Anyway, I have no idea where Nick properly belongs in these rankings but he’s winning the “chef I’d most want to hang out with” battle going away. Dude is like a human quaalude.
3. (+3) Buddha Lo
AKA: Mr. International. Big Pun. Asian Ben Mendelsohn.
I know, my irrational pro-Buddha bias is showing, having him ranked third this week even after botching his biscuits. But what do you expect? He’s Australian. They’ll call anything a damned biscuit over there. (Calling cookies “biscuits” has to be one of the most infuriating Britishisms, right behind calling a grilled cheese a “toasty.” I’m convinced they’re doing it just to piss us off at this point).
Yet even coming off one of his worst performances, Buddha was still the number one pick when it came time to choose teammates in the Cook Wiley Something Deliciously Deceiving challenge. Perhaps because Buddha seemed like the only chef in the competition who actually enjoys this molecular stuff (with the possible exception of Luke).
Seems like every season has at least one Molecular Weirdo, going all the way back to Marcel Vigneron in season two, the OG Top Chef Molecular Weirdo. My foams, my delicious foams!
Anyway, Buddha proved Jackson chose correctly when their doppelganger duo of… uh… Jackson’s deconstructed everything bagel paired with Buddha’s dada-ist bon-bon melange had Padma gushing “this might be the best dessert we’ve had on Top Chef.”
I swear I’ve heard Padma say some version of this like 16 times in the four years I’ve been recapping this show. She gets all loosey-goosey with the superlatives when she’s hammered. “Best fondue everr? I sure think sho! (hic).”
Anyway, I’m convinced Buddha is going to become the favorite I’ve always thought he was at some point. Aaaaany second now…
2. (+1) Jackson Kalb
AKA: Magoo. Andrew Lunk. Leghorn. Lurch. Bateman. Napholeon Dynamite.

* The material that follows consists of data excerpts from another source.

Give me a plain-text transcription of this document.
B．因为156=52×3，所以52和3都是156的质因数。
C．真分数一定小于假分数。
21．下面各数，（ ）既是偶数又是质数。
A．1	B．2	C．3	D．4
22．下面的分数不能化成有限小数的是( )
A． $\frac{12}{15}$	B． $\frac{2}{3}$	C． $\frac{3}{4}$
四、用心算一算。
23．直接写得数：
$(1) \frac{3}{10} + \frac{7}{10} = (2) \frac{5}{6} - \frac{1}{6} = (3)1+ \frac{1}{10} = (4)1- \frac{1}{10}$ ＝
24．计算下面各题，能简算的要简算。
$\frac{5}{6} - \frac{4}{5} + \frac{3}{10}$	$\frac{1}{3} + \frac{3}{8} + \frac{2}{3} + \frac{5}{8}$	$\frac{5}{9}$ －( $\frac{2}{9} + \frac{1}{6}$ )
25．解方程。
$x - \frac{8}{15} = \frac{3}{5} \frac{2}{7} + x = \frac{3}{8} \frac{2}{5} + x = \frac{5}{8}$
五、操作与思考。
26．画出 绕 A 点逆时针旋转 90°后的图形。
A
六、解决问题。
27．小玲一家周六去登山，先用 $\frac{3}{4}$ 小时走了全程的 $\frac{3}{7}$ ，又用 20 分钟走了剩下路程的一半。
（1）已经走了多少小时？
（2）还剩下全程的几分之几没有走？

Leghorn opened this episode cooking an ostrich sausage biscuit, which has to be some kind of giant-bird-on-giant-bird crime. Is there no solidarity among giant goofy-looking flightless birds? He also tried to fry some cheese again. Dude can’t stop trying to make crispy cheese happen. Luckily this is America, and we f*ckin love deep-fried cheese, so Leghorn managed to totally redeem himself with the big win and the advantage going into the elimination.
The advantage wasn’t immunity, much to the goofy lurker’s chagrin, but he capitalized nonetheless by choosing Buddha, which worked out well and won them both the big win. 10 bucks says his sense of smell comes back right just in time for some mistake that gets him eliminated.
1. (even) Damarr Brown
AKA: James Beard. Catchphrase.
At this point even my 8-year-old stepson I force to watch this show with me thinks Damarr is the odds-on favorite. He landed yet another top three finish in the biscuit challenge this week, for his “drop biscuit” (great nickname for your mom’s– dammit I promised myself no bad mom jokes this week), which he served with shirred egg. Another thing I just learned about.
No, he didn’t end up winning the elimination challenge, but he was going against two separate gastronomy warlocks, all while being asked to do a savory doppelganger for a damned ice cream sandwich. So what did Damarr do? He made chicken liver mousse and stuck it between two slices of cornbread and he still managed to keep out of the bottom (that ice cream sandwich was a lot of things, but apparently it wasn’t “too sweet”). The almost pathologically low-key Damarr carries himself as if he’s vaguely annoyed that they haven’t just named him the winner already and I honestly can’t say I blame him.